Il ne faut pas grand-chose, quelques instants, le temps que la voix de Françoiz Breut arrive pour retrouver ce que l’on n’avait jamais vraiment quitté. Cette musique qui nous accompagne comme une amie que l’on ne voit pas souvent, dont on réécoute les disques précédents pour se donner l’impression de recevoir des nouvelles, dont on sait qu’elle est là puisque l’on continue de fredonner certaines phrases de certains morceaux alors pourtant que le dernier, La Chirurgie des sentiments est déjà vieux de quatre ans. Quatre ans et on retrouve Françoiz Breut pas tout à fait là où on l’avait laissée, pas très loin non plus. C’est ce timbre, ces phrases continuées ou coupées à des moments imprévus auxquelles on a aimé s’habituer.
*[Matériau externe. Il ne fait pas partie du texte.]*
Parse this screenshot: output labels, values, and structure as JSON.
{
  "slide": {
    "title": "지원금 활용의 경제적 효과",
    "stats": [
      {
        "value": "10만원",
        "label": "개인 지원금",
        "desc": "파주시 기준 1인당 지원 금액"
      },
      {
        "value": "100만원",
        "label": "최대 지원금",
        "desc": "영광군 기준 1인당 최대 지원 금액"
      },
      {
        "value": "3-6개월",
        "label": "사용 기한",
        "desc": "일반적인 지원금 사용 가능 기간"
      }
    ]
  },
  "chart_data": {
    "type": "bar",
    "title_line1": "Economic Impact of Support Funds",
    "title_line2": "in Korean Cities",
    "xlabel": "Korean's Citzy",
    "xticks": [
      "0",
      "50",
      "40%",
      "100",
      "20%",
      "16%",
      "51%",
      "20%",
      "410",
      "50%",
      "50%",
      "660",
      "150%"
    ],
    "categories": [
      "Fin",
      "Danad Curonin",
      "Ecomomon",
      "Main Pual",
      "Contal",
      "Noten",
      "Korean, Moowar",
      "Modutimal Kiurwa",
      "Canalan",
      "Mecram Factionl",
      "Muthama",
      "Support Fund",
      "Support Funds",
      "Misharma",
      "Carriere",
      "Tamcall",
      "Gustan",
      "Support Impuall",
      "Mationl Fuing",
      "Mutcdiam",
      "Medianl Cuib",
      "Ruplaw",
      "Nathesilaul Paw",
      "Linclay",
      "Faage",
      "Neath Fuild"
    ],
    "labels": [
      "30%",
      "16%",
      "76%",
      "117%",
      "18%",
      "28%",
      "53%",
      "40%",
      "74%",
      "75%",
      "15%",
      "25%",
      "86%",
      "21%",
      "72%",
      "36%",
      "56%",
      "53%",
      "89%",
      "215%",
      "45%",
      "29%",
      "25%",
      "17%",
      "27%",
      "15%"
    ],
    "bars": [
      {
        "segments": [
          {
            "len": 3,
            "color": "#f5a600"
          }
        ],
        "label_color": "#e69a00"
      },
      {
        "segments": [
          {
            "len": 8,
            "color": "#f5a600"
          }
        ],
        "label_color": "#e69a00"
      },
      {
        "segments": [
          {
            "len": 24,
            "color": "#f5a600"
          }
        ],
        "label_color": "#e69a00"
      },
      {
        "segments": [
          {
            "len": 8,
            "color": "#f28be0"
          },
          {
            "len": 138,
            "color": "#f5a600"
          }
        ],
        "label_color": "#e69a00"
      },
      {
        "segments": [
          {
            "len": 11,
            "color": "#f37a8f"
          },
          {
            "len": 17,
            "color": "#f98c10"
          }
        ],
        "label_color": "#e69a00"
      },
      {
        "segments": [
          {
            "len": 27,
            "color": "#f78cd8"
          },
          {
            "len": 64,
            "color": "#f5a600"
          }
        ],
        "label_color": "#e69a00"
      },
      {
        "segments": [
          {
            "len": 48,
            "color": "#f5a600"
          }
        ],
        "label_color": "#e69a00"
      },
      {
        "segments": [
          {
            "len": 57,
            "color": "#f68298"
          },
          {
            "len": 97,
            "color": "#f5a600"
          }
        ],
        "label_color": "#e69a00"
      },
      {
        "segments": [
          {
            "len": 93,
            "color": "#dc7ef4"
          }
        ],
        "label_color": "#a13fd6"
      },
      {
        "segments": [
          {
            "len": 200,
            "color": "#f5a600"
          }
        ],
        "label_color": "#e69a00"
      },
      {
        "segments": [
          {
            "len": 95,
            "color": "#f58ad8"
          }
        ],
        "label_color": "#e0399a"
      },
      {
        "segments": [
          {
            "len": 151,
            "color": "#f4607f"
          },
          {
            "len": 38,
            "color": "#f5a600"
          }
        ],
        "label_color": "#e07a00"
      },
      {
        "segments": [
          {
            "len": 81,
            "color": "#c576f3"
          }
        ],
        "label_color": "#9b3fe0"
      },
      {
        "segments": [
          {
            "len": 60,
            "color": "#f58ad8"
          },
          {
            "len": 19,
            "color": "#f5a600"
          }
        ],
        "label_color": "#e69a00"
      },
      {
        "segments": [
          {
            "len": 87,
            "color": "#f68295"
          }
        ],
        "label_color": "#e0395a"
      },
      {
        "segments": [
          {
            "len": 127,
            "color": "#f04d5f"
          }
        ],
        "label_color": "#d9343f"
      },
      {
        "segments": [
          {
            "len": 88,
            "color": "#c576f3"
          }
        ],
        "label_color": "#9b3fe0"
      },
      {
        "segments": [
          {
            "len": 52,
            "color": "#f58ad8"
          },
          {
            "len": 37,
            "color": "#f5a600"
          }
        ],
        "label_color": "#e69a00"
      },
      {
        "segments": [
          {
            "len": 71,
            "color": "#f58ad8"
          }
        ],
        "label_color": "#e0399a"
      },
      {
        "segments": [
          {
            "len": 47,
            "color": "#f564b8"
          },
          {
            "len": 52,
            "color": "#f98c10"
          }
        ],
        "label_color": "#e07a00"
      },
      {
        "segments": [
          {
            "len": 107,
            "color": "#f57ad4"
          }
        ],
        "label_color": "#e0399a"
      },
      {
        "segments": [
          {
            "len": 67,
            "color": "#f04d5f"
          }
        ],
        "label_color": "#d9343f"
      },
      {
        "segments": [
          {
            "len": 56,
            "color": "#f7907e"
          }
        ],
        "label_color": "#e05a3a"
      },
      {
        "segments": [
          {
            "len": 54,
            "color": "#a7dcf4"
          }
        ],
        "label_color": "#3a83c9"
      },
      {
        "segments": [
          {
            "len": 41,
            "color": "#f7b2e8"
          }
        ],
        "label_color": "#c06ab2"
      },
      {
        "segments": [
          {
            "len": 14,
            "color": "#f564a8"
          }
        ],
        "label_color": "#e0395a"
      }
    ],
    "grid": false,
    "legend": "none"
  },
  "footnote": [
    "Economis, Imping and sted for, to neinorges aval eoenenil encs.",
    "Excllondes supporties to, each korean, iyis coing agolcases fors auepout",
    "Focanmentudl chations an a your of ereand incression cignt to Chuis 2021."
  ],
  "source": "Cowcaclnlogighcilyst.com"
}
Un rythme, une respiration (« le poids de l’air » évoqué dans La proie ?). C’est cette poésie minutieuse qui a la classe de ne rien laisser voir des échafaudages et qui donne à entendre une musique légère, fine. Il faut être honnête, parfois on aurait envie de garder les disques de Françoiz Breut comme un secret tant elle touche.
Et puis, il y a quelque chose d’un peu différent sur Zoo. Pas dans les mots et la manière de les dire mais dans la façon dont la musique et les mots s’emmêlent, se déroulent, s’illustrent l’un et l’autre. Il y a une grande précision dans les arrangements, un sens du détail qui donne une force folle au propos. On quitte le doux sfumato des disques précédents pour une autre forme d’équilibre. Les arrangements laissent peu de place au silence (sauf la fin de La proie où seule Françoiz Breut chante), sont riches en détails, en contrepoint. Ils délimitent les contours de la voix, architecturent. Mais qu’on ne s’y méprenne pas, c’est toujours léger, volant presque, comme « ces ailes poudreuses qui palpitent » de Zoo.
« Sentir ta matière et ta force » chante Françoiz Breut sur L’arbre ; c’est le sentiment que l’on garde après ce disque, de s’être un peu plus approché de cela, d’avoir entendu à quoi ressemblaient la matière et la force lorsqu’elles sont gracieuses, sans lourdeur, une danse des ombres.
En concert dans le cadre du festival Les Femmes s’en mêlent, mercredi 23 mars, Stereolux, 20h30 avec Shilpa Ray et Gwenno.